In practice, that means training models on localized, domain-specific data, hosting them on national infrastructure, ensuring transparency and auditability, and aligning AI systems with local legal and cultural frameworks. TelecomGPT, trained on private, multilingual telecom data including Arabic, was designed to allow operators to retain ownership of the intelligence running their networks.
Despite this momentum, regional models such as Falcon and Jais have yet to achieve the widespread adoption of global platforms like ChatGPT or Gemini. Debbah said the barriers are largely structural rather than technical, pointing to ecosystem inertia, limited developer tooling, and a lingering bias toward global brands.
That dynamic is beginning to shift in sensitive sectors such as telecom, defense, and health care, where trust, explainability, and alignment increasingly outweigh raw performance metrics. At Khalifa University, teams are now focused on turning research models into deployable, plug-and-play systems rather than academic prototypes.
Looking ahead, Debbah sees 2026 as a potential tipping point for another transformation: the decline of app-based interfaces in favor of agentic AI, where users delegate tasks to autonomous agents instead of navigating menus and screens.
For that transition to scale, he said, systems must solve challenges related to cross-domain orchestration, persistent memory, and governance.

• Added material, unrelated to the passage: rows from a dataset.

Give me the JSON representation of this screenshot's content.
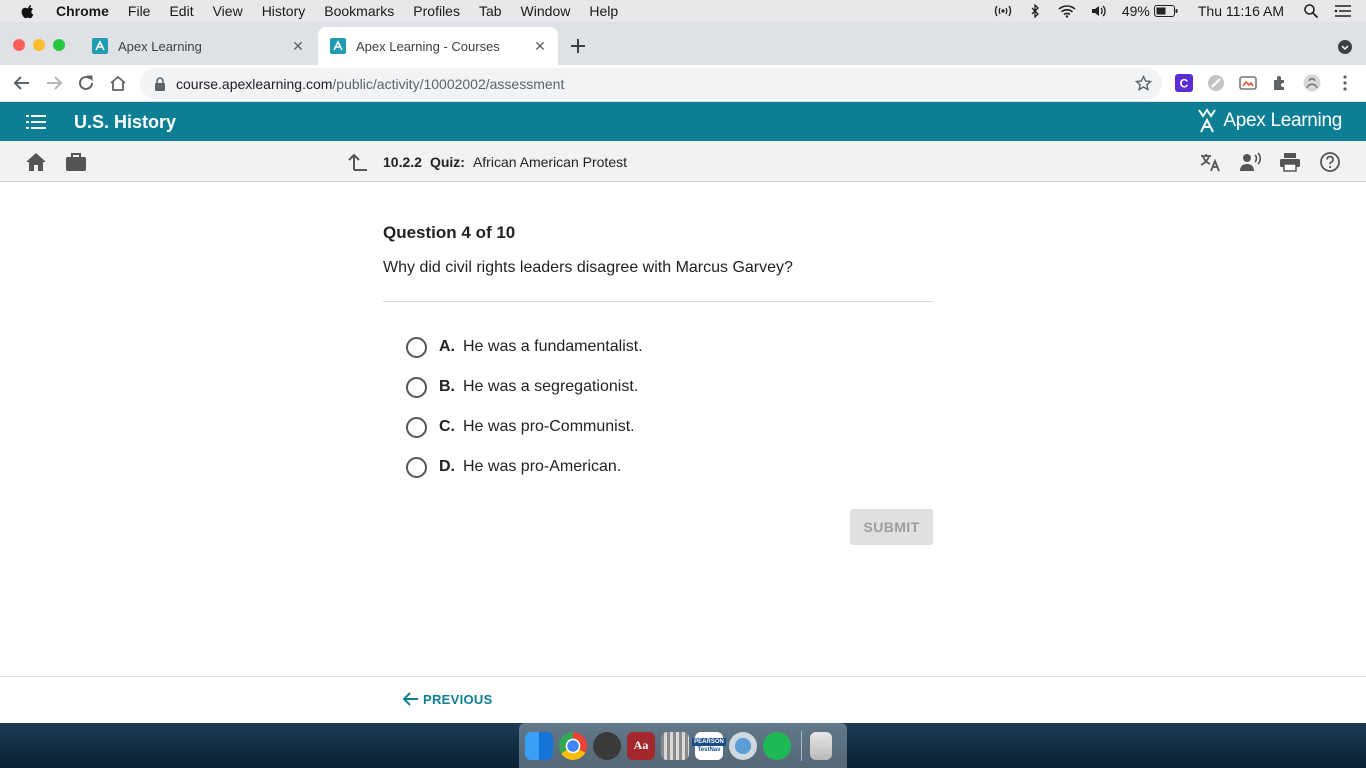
{
  "menubar": {
    "app": "Chrome",
    "items": [
      "File",
      "Edit",
      "View",
      "History",
      "Bookmarks",
      "Profiles",
      "Tab",
      "Window",
      "Help"
    ],
    "battery": "49%",
    "clock": "Thu 11:16 AM"
  },
  "tabs": [
    {
      "title": "Apex Learning",
      "active": false
    },
    {
      "title": "Apex Learning - Courses",
      "active": true
    }
  ],
  "address": {
    "host": "course.apexlearning.com",
    "path": "/public/activity/10002002/assessment"
  },
  "apex": {
    "course_title": "U.S. History",
    "logo_text": "Apex Learning",
    "brand_color": "#0d7f95"
  },
  "breadcrumb": {
    "number": "10.2.2",
    "type": "Quiz:",
    "title": "African American Protest"
  },
  "question": {
    "header": "Question 4 of 10",
    "text": "Why did civil rights leaders disagree with Marcus Garvey?",
    "choices": [
      {
        "letter": "A.",
        "text": "He was a fundamentalist."
      },
      {
        "letter": "B.",
        "text": "He was a segregationist."
      },
      {
        "letter": "C.",
        "text": "He was pro-Communist."
      },
      {
        "letter": "D.",
        "text": "He was pro-American."
      }
    ],
    "submit_label": "SUBMIT"
  },
  "footer": {
    "previous_label": "PREVIOUS"
  },
  "dock": {
    "testnav_label_top": "PEARSON",
    "testnav_label_bottom": "TestNav"
  }
}
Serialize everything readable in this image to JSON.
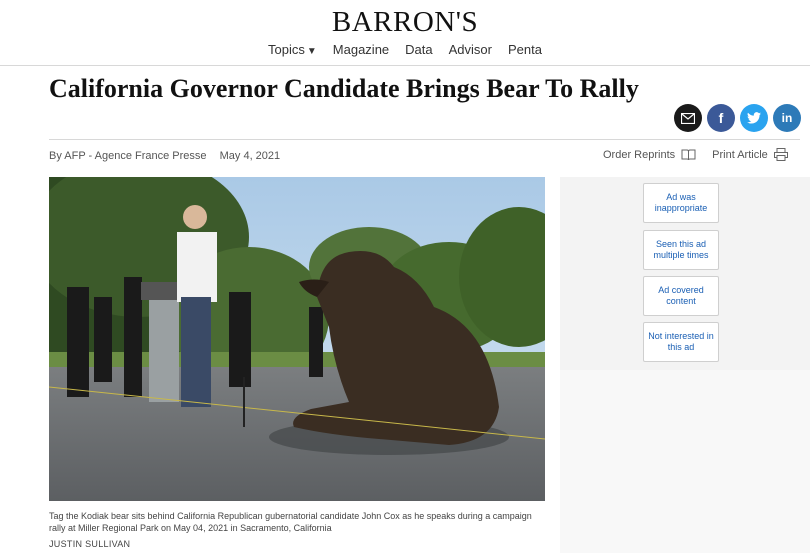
{
  "masthead": {
    "logo": "BARRON'S",
    "nav": [
      "Topics",
      "Magazine",
      "Data",
      "Advisor",
      "Penta"
    ]
  },
  "article": {
    "headline": "California Governor Candidate Brings Bear To Rally",
    "byline": "By AFP - Agence France Presse",
    "date": "May 4, 2021",
    "tools": {
      "reprints": "Order Reprints",
      "print": "Print Article"
    },
    "share": {
      "email": "email-icon",
      "facebook": "f",
      "twitter": "twitter-icon",
      "linkedin": "in"
    },
    "caption": "Tag the Kodiak bear sits behind California Republican gubernatorial candidate John Cox as he speaks during a campaign rally at Miller Regional Park on May 04, 2021 in Sacramento, California",
    "credit": "JUSTIN SULLIVAN"
  },
  "ad_feedback": [
    "Ad was inappropriate",
    "Seen this ad multiple times",
    "Ad covered content",
    "Not interested in this ad"
  ]
}
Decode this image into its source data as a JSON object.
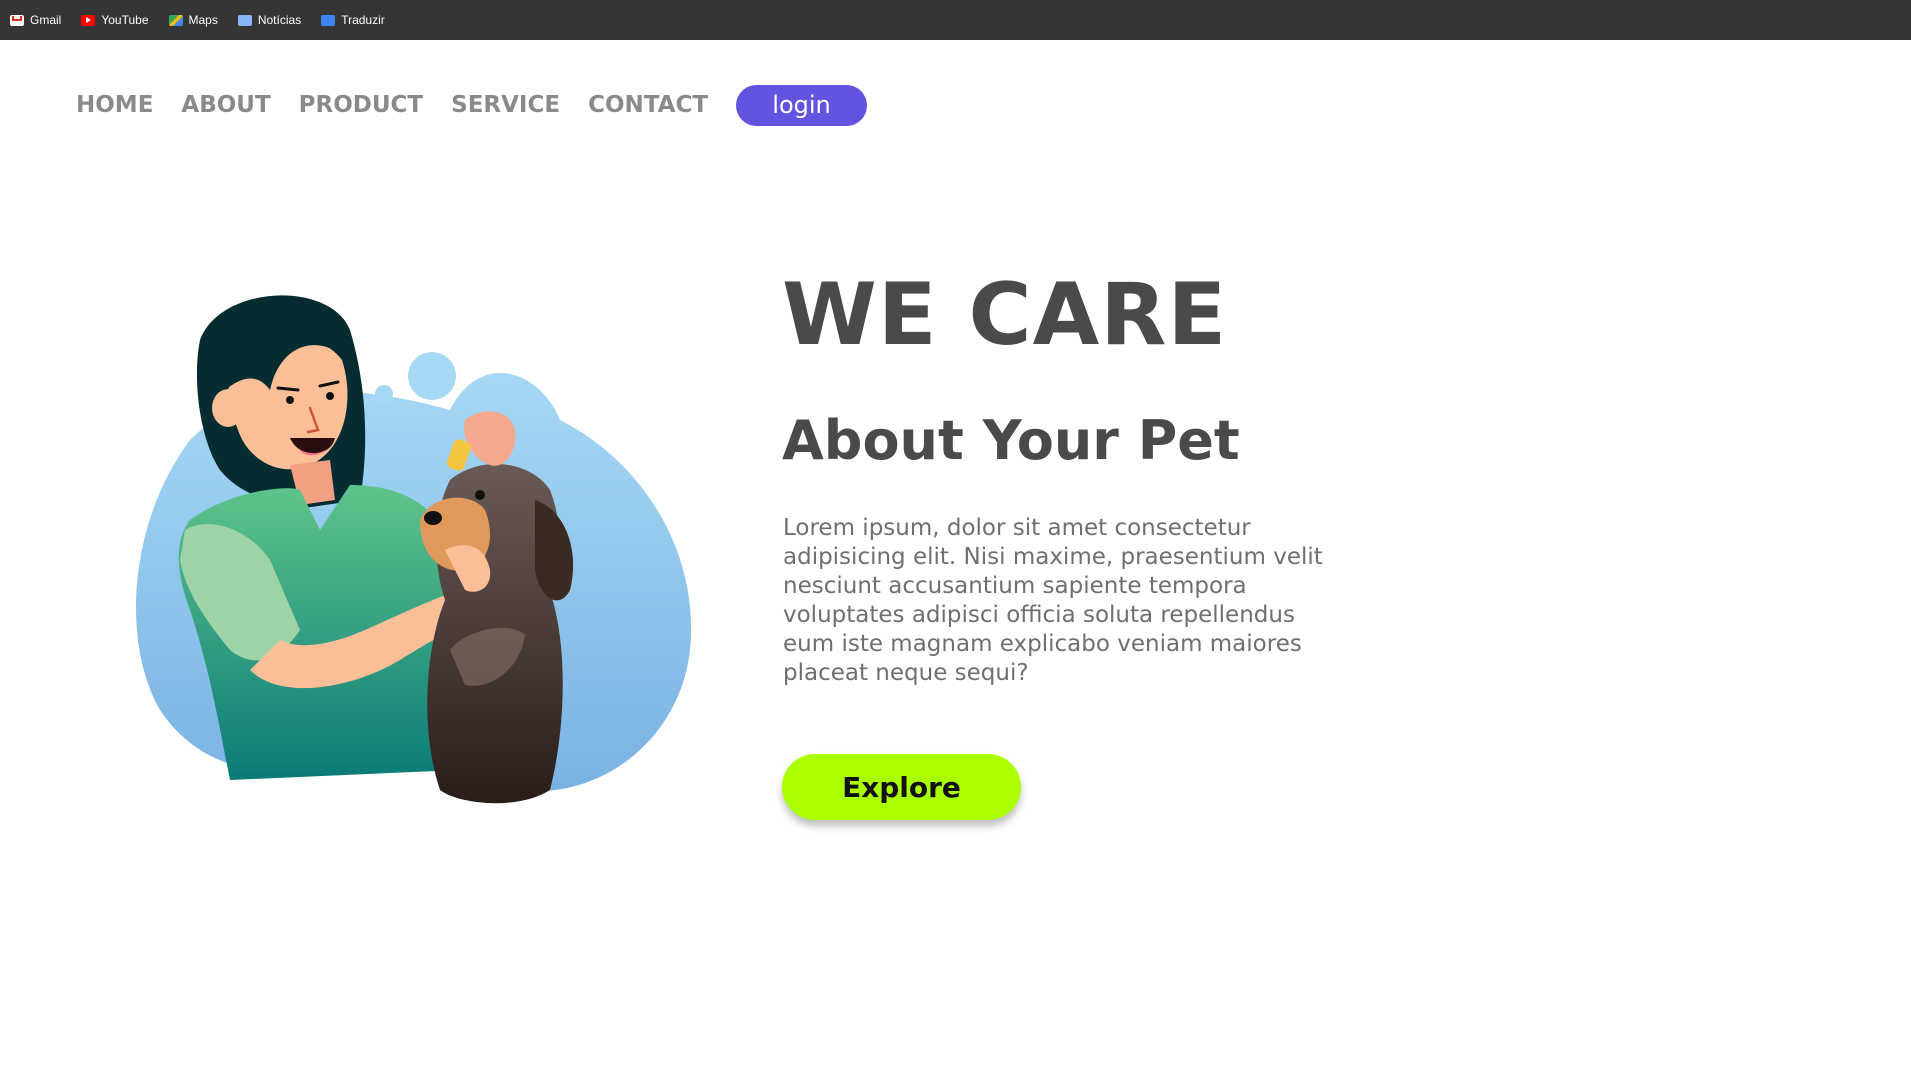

In that landscape, the winners will be those who control orchestration layers — including telecom operators, cloud providers, and sovereign platforms — while closed ecosystems risk losing relevance.
Despite rapid advances, some of the most fundamental questions in AI remain unresolved. Debbah pointed to gaps in understanding how intelligence emerges from structure, how multiple models can collaborate effectively, and how AI can reliably design physical systems such as materials or wireless protocols.
Future breakthroughs, he suggested, may come not from larger models but from new architectures inspired by biology and advanced mathematics — an area where he believes the Arab world has a distinct opportunity to contribute by combining scientific heritage with growing technological ambition.
“That,” he said, “is where the next revolution may begin.”